Le 17 mars 1960, le président Eisenhower approuve un "Programme
d'actions clandestines contre le régime castriste". Son
but est de "remplacer le régime de Castro par un autre,
plus fidèle aux véritables intérêts du peuple cubain et plus
acceptable pour les États-Unis, par des moyens évitant toute
visibilité de l'intervention US" [1]
.
Le 17 avril 1961, une brigade d'exilés cubains et de
mercenaires, plus ou moins discrètement encadrée par la CIA, tente
un débarquement à la Baie des Cochons. L'opération tourne au
fiasco. Le président John F. Kennedy, qui venait d'arriver à la
Maison-Blanche, refuse d'envoyer l'US Air Force appuyer les
mercenaires. 1 500 hommes sont faits prisonniers par les autorités
cubaines. Kennedy désavoue l'opération et révoque le directeur de
la CIA (Allen Dulles), le directeur adjoint (Charles Cabell) et le
directeur du stay-behind (Richard Bissell). Il confie une enquête
interne à son conseiller militaire, le général Maxwell Taylor,
mais elle n'est suivie d'aucune mesure concrète. Kennedy
s'interroge sur l'attitude de l'état-major interarmes, qui avait
validé l'opération alors qu'il la savait vouée à l'échec [2].
Tout semble s'être passé comme si les généraux avaient tenté
d'impliquer les États-Unis dans une guerre ouverte contre Cuba.

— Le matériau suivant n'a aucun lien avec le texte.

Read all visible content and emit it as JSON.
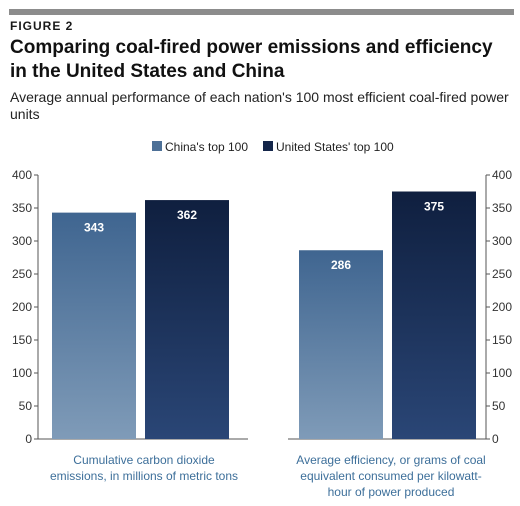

Si le président Kennedy a sanctionné les méthodes et les échecs
de la CIA, il n'a pas remis en question la politique d'hostilité de
Washington à l'égard du pouvoir en place à La Havane. Il met en
place un "Groupe spécial élarg" chargé de concevoir et
de conduire la lutte anti-castriste. Ce groupe est composé de son
frère, Robert Kennedy (attorney général), de son conseiller
militaire (le général Maxwell Taylor), du conseiller national pour
la sécurité (Mc Gorge Bundy), du secrétaire d'État (Dean Rusk),
assisté d'un conseiller (Alexis Johnson), du secrétaire à la Défense
(Robert McNamara), assisté d'un conseiller (Roswell Gilpatric), du
nouveau directeur de la CIA (John McCone), et du chef d'état-major
interarmes (le général Lyman L. Lemnitzer).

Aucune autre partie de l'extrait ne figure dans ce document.